SSR can feel worse than SPA if you don't get the end-to-end latency under a certain threshold. If your SSR pages are taking upward of 100ms to render on average, it's going to start to feel like shit once you factor in the network latency.
My design goal for modern SSR pages is 500 microseconds render time on the server. A modern CPU can crank through several gigabytes of UTF8 text per second. There really isn't any excuse from a technology perspective. SSR pages being perceived as clunky & slow boils down to a skill / people / organizational problem. The computers and associated networks can definitely do it well.

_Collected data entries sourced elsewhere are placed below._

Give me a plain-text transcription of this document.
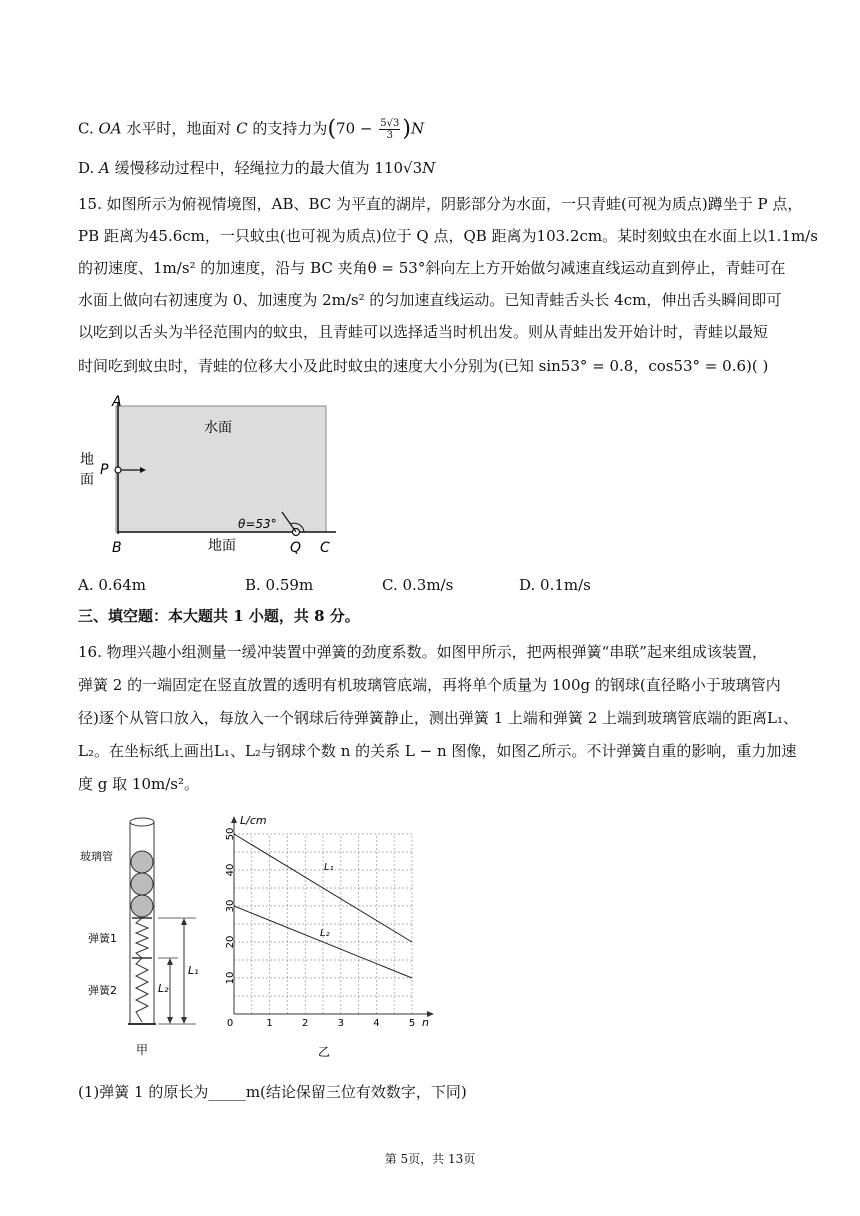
C. OA 水平时，地面对 C 的支持力为$(70 - \frac{5√3}{3} )N$
D. A 缓慢移动过程中，轻绳拉力的最大值为 110√3N
15. 如图所示为俯视情境图，AB、BC 为平直的湖岸，阴影部分为水面，一只青蛙(可视为质点)蹲坐于 P 点，
PB 距离为45.6cm，一只蚊虫(也可视为质点)位于 Q 点，QB 距离为103.2cm。某时刻蚊虫在水面上以1.1m/s
的初速度、1m/s² 的加速度，沿与 BC 夹角θ = 53°斜向左上方开始做匀减速直线运动直到停止，青蛙可在
水面上做向右初速度为 0、加速度为 2m/s² 的匀加速直线运动。已知青蛙舌头长 4cm，伸出舌头瞬间即可
以吃到以舌头为半径范围内的蚊虫，且青蛙可以选择适当时机出发。则从青蛙出发开始计时，青蛙以最短
时间吃到蚊虫时，青蛙的位移大小及此时蚊虫的速度大小分别为(已知 sin53° = 0.8，cos53° = 0.6)( )
A
B
P
Q C
水面
地
面
地面
θ=53°
A. 0.64m	B. 0.59m	C. 0.3m/s	D. 0.1m/s
三、填空题：本大题共 1 小题，共 8 分。
16. 物理兴趣小组测量一缓冲装置中弹簧的劲度系数。如图甲所示，把两根弹簧“串联”起来组成该装置，
弹簧 2 的一端固定在竖直放置的透明有机玻璃管底端，再将单个质量为 100g 的钢球(直径略小于玻璃管内
径)逐个从管口放入，每放入一个钢球后待弹簧静止，测出弹簧 1 上端和弹簧 2 上端到玻璃管底端的距离L₁、
L₂。在坐标纸上画出L₁、L₂与钢球个数 n 的关系 L − n 图像，如图乙所示。不计弹簧自重的影响，重力加速
度 g 取 10m/s²。
玻璃管
弹簧1
弹簧2
L₁
L₂
甲
0	1	2	3	4	5
10
20
30
40
50
L/cm
n
L₁
L₂
乙
(1)弹簧 1 的原长为_____m(结论保留三位有效数字，下同)
第 5页，共 13页
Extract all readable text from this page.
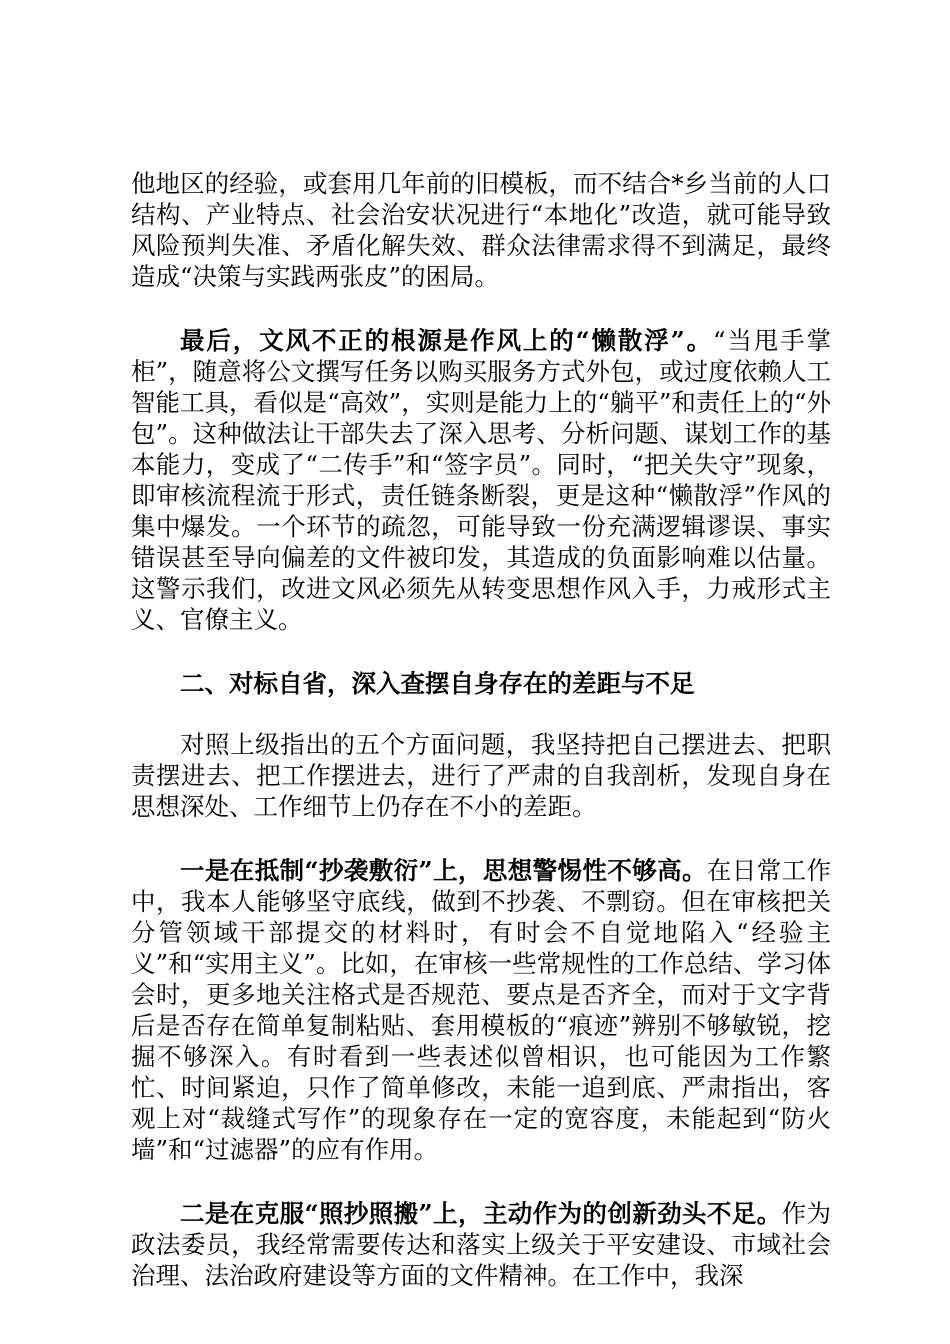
他地区的经验，或套用几年前的旧模板，而不结合*乡当前的人口结构、产业特点、社会治安状况进行“本地化”改造，就可能导致风险预判失准、矛盾化解失效、群众法律需求得不到满足，最终造成“决策与实践两张皮”的困局。

最后，文风不正的根源是作风上的“懒散浮”。“当甩手掌柜”，随意将公文撰写任务以购买服务方式外包，或过度依赖人工智能工具，看似是“高效”，实则是能力上的“躺平”和责任上的“外包”。这种做法让干部失去了深入思考、分析问题、谋划工作的基本能力，变成了“二传手”和“签字员”。同时，“把关失守”现象，即审核流程流于形式，责任链条断裂，更是这种“懒散浮”作风的集中爆发。一个环节的疏忽，可能导致一份充满逻辑谬误、事实错误甚至导向偏差的文件被印发，其造成的负面影响难以估量。这警示我们，改进文风必须先从转变思想作风入手，力戒形式主义、官僚主义。

二、对标自省，深入查摆自身存在的差距与不足

对照上级指出的五个方面问题，我坚持把自己摆进去、把职责摆进去、把工作摆进去，进行了严肃的自我剖析，发现自身在思想深处、工作细节上仍存在不小的差距。

一是在抵制“抄袭敷衍”上，思想警惕性不够高。在日常工作中，我本人能够坚守底线，做到不抄袭、不剽窃。但在审核把关分管领域干部提交的材料时，有时会不自觉地陷入“经验主义”和“实用主义”。比如，在审核一些常规性的工作总结、学习体会时，更多地关注格式是否规范、要点是否齐全，而对于文字背后是否存在简单复制粘贴、套用模板的“痕迹”辨别不够敏锐，挖掘不够深入。有时看到一些表述似曾相识，也可能因为工作繁忙、时间紧迫，只作了简单修改，未能一追到底、严肃指出，客观上对“裁缝式写作”的现象存在一定的宽容度，未能起到“防火墙”和“过滤器”的应有作用。

二是在克服“照抄照搬”上，主动作为的创新劲头不足。作为政法委员，我经常需要传达和落实上级关于平安建设、市域社会治理、法治政府建设等方面的文件精神。在工作中，我深
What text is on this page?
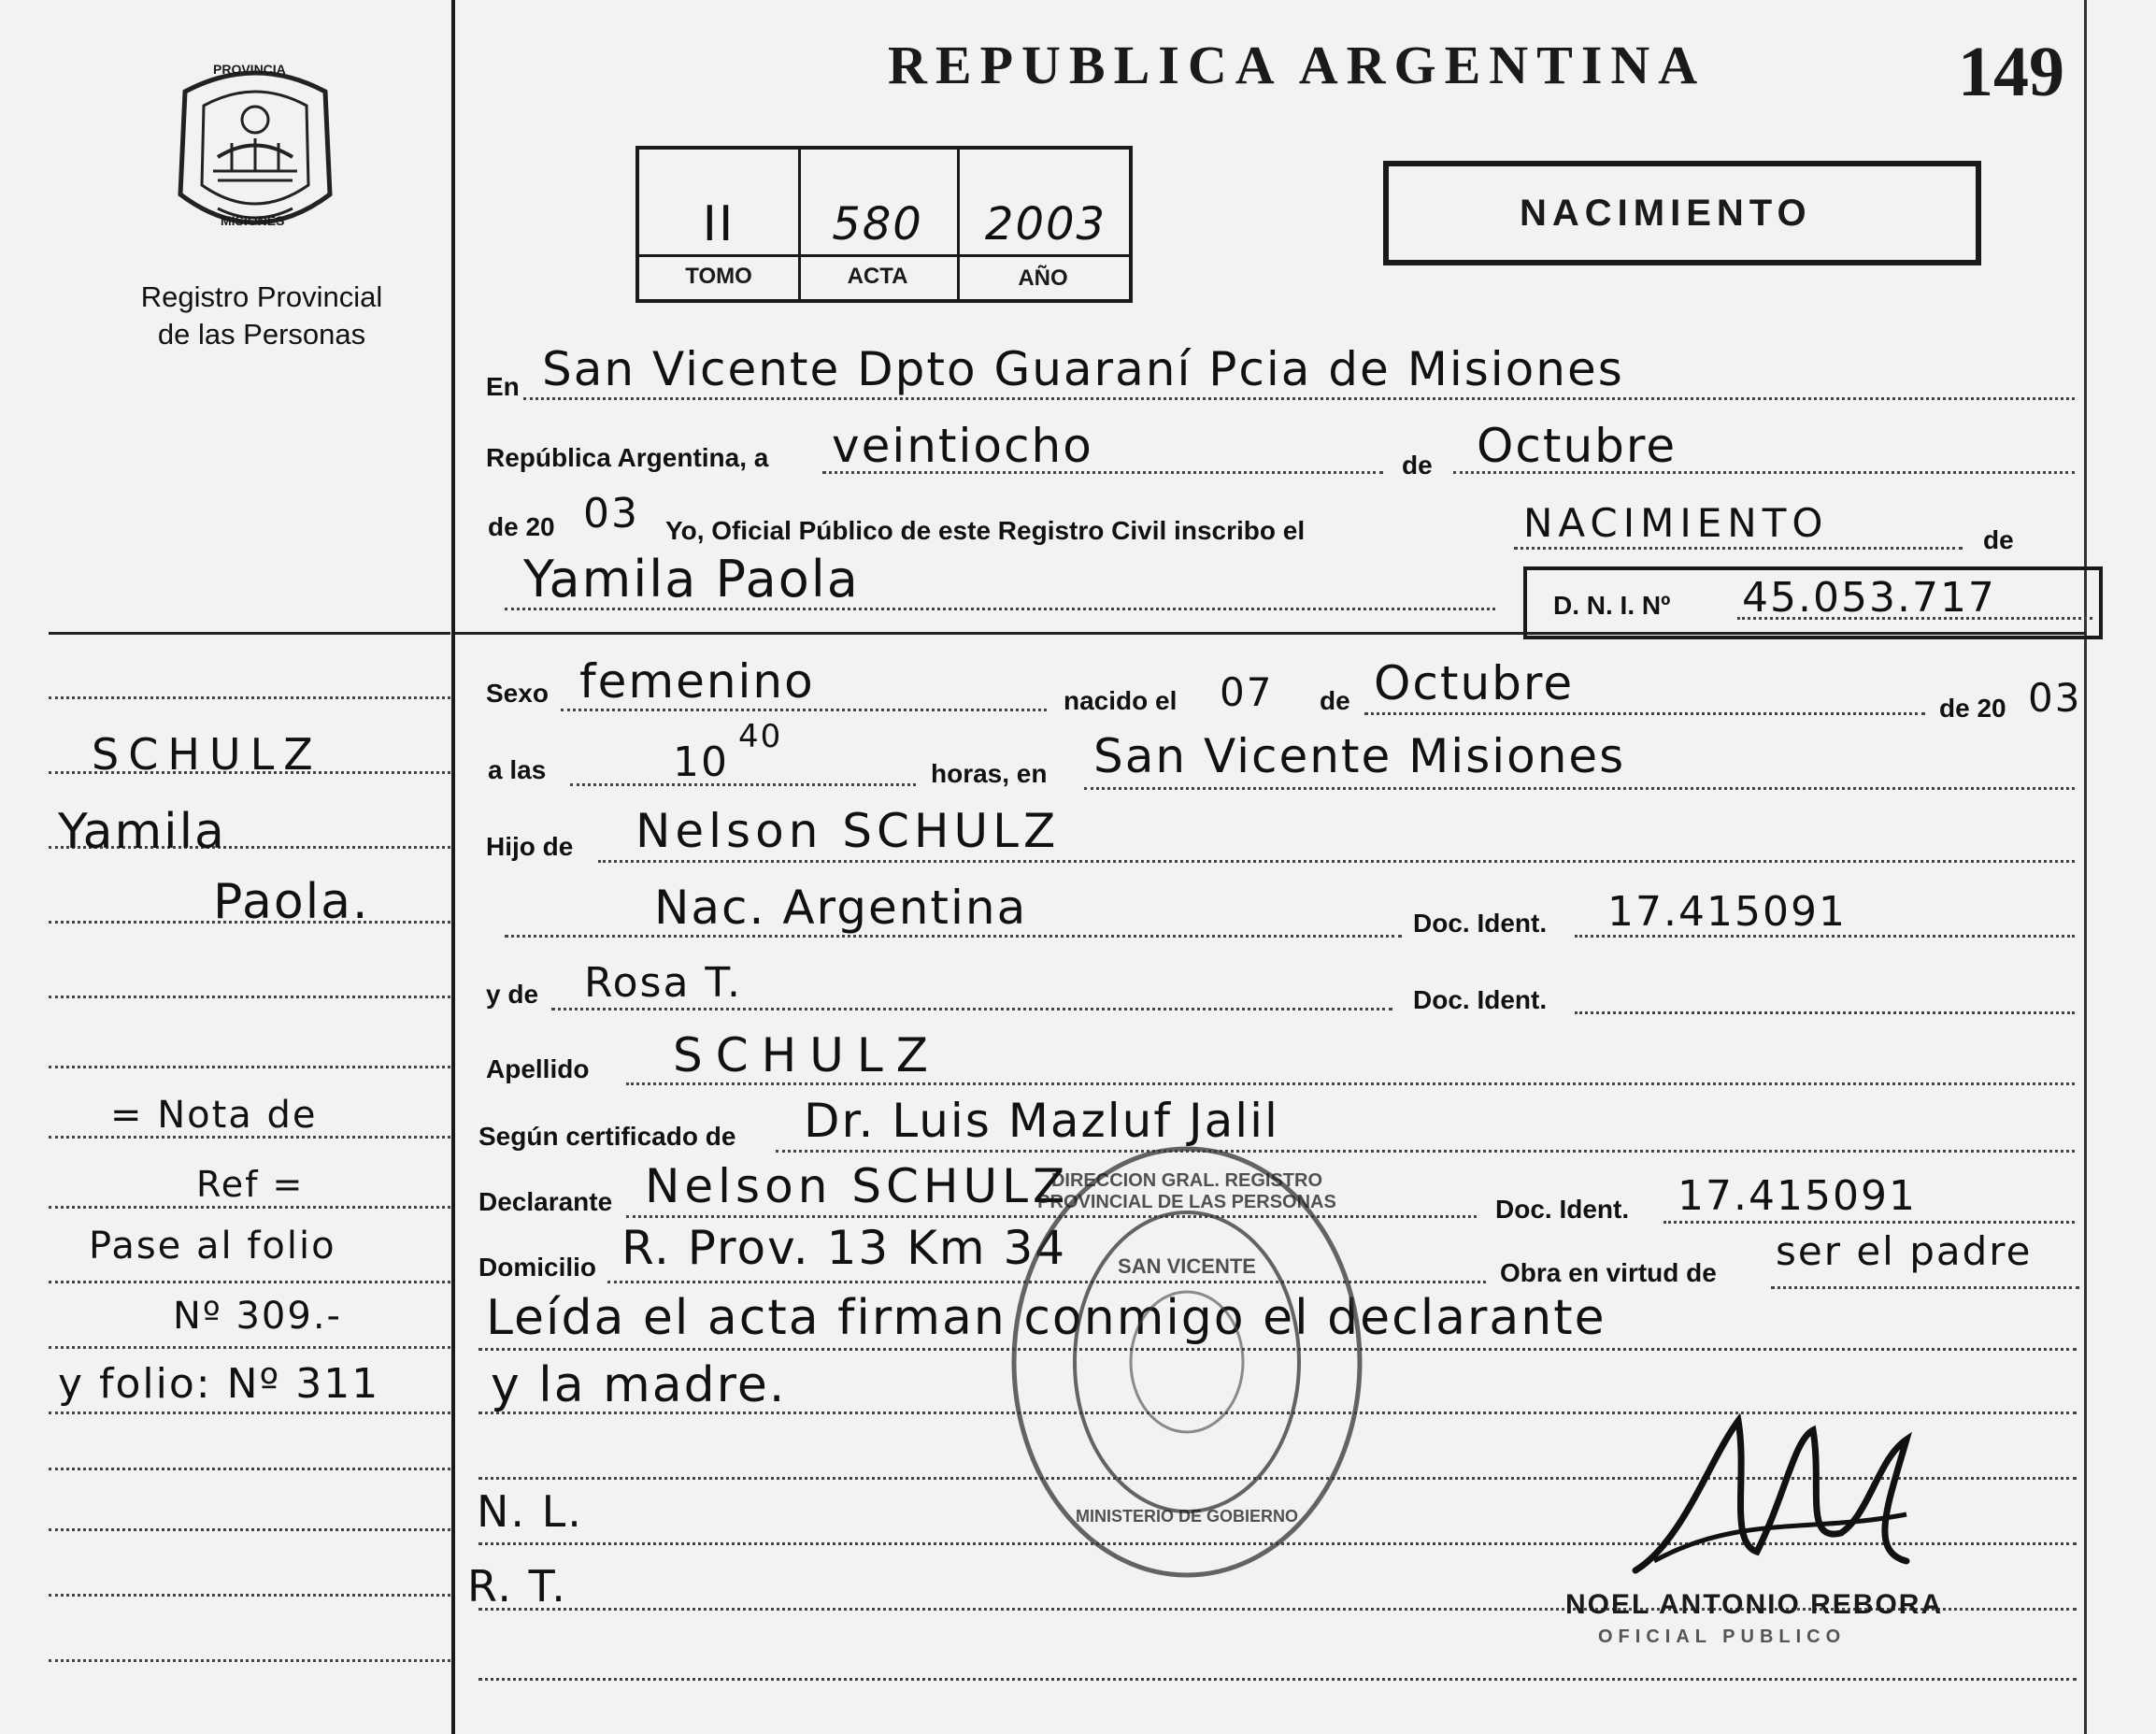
PROVINCIA
MISIONES
Registro Provincial
de las Personas
SCHULZ
Yamila
Paola.
= Nota de
Ref =
Pase al folio
Nº 309.-
y folio: Nº 311
REPUBLICA ARGENTINA	149
II	580	2003
TOMO	ACTA	AÑO
NACIMIENTO
En San Vicente Dpto Guaraní Pcia de Misiones
República Argentina, a veintiocho	de Octubre
de 20 03 Yo, Oficial Público de este Registro Civil inscribo el	NACIMIENTO	de
Yamila Paola	D. N. I. Nº 45.053.717
Sexo femenino	nacido el 07 de Octubre	de 20 03
a las	10
40
horas, en San Vicente Misiones
Hijo de Nelson SCHULZ
Nac. Argentina	Doc. Ident. 17.415091
y de Rosa T.	Doc. Ident.
Apellido SCHULZ
Según certificado de Dr. Luis Mazluf Jalil
Declarante Nelson SCHULZ	Doc. Ident. 17.415091
Domicilio R. Prov. 13 Km 34	Obra en virtud de ser el padre
Leída el acta firman conmigo el declarante
y la madre.
N. L.
R. T.
DIRECCION GRAL. REGISTRO PROVINCIAL DE LAS PERSONAS
SAN VICENTE
MINISTERIO DE GOBIERNO
NOEL ANTONIO REBORA
OFICIAL PUBLICO
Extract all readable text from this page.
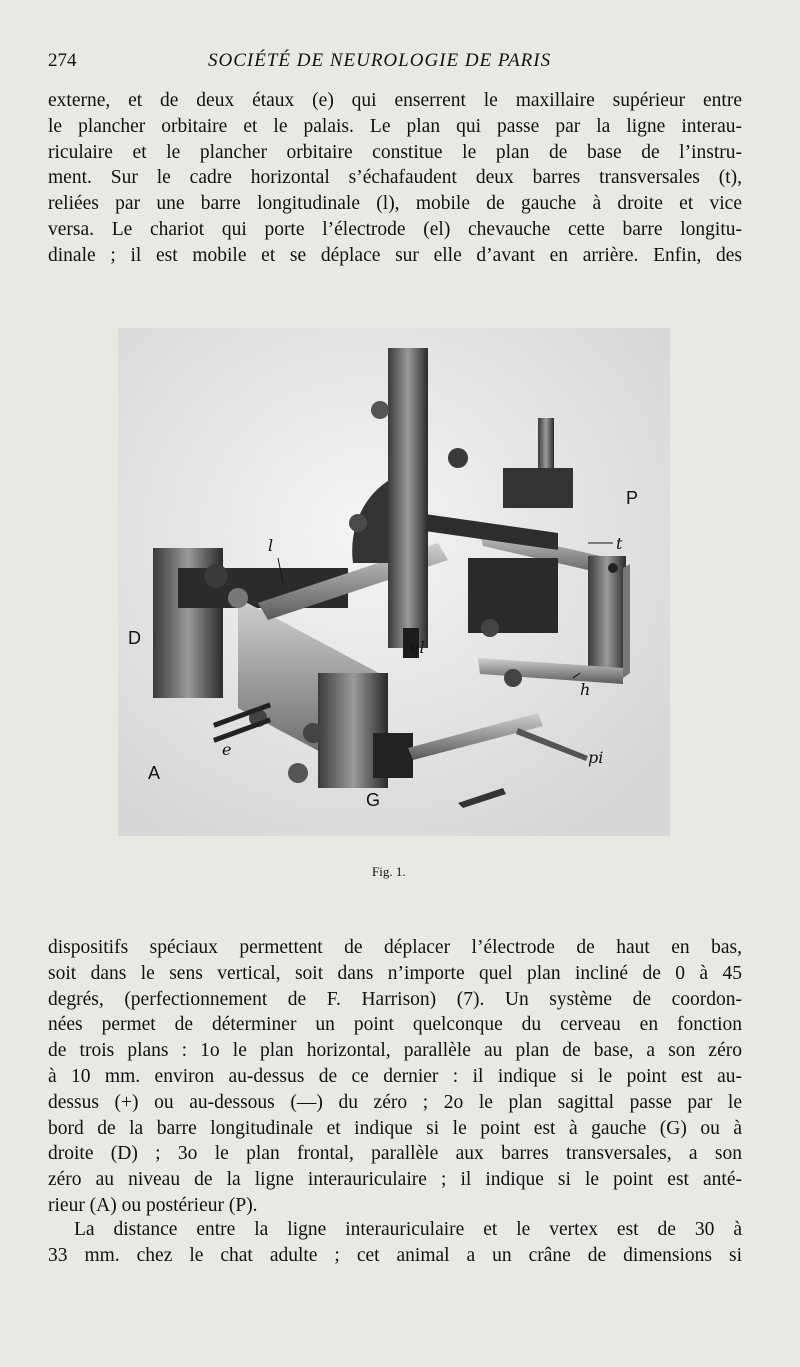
274	SOCIÉTÉ DE NEUROLOGIE DE PARIS
externe, et de deux étaux (e) qui enserrent le maxillaire supérieur entre
le plancher orbitaire et le palais. Le plan qui passe par la ligne interau-
riculaire et le plancher orbitaire constitue le plan de base de l’instru-
ment. Sur le cadre horizontal s’échafaudent deux barres transversales (t),
reliées par une barre longitudinale (l), mobile de gauche à droite et vice
versa. Le chariot qui porte l’électrode (el) chevauche cette barre longitu-
dinale ; il est mobile et se déplace sur elle d’avant en arrière. Enfin, des
D
A
G
P
t
l
el
h
pi
e
Fig. 1.
dispositifs spéciaux permettent de déplacer l’électrode de haut en bas,
soit dans le sens vertical, soit dans n’importe quel plan incliné de 0 à 45
degrés, (perfectionnement de F. Harrison) (7). Un système de coordon-
nées permet de déterminer un point quelconque du cerveau en fonction
de trois plans : 1o le plan horizontal, parallèle au plan de base, a son zéro
à 10 mm. environ au-dessus de ce dernier : il indique si le point est au-
dessus (+) ou au-dessous (—) du zéro ; 2o le plan sagittal passe par le
bord de la barre longitudinale et indique si le point est à gauche (G) ou à
droite (D) ; 3o le plan frontal, parallèle aux barres transversales, a son
zéro au niveau de la ligne interauriculaire ; il indique si le point est anté-
rieur (A) ou postérieur (P).
La distance entre la ligne interauriculaire et le vertex est de 30 à
33 mm. chez le chat adulte ; cet animal a un crâne de dimensions si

Every single action should have no perceivable latency between the action and the feedback that the action was received. You can implement that with SSR but it is clunky and also requires a lot of JS generally.
Looked at the first one, and that's in a game setting? And they test 600 ms??
edit: The second one is more useful IMO. It's hard to get under 100 ms with a roundtrip, but < 300 ms should be doable, right? So you do lose the sense that you are directly manipulating data. In most cases I think that's a good trade-off. Exceptions would be things like Google docs, but that's also because it's a well made app I trust to actually sync my data without loss. Unlike most SPAs..
300ms for network latency both ways, with server potentially doing its own network calls for data to fulfill the request, interpolating the html, and then browser rerendering client seems like a stretch
My design goal for modern SSR pages is 500 microseconds render time on the server. A modern CPU can crank through several gigabytes of UTF8 text per second. There really isn't any excuse from a technology perspective. SSR pages being perceived as clunky & slow boils down to a skill / people / organizational problem. The computers and associated networks can definitely do it well.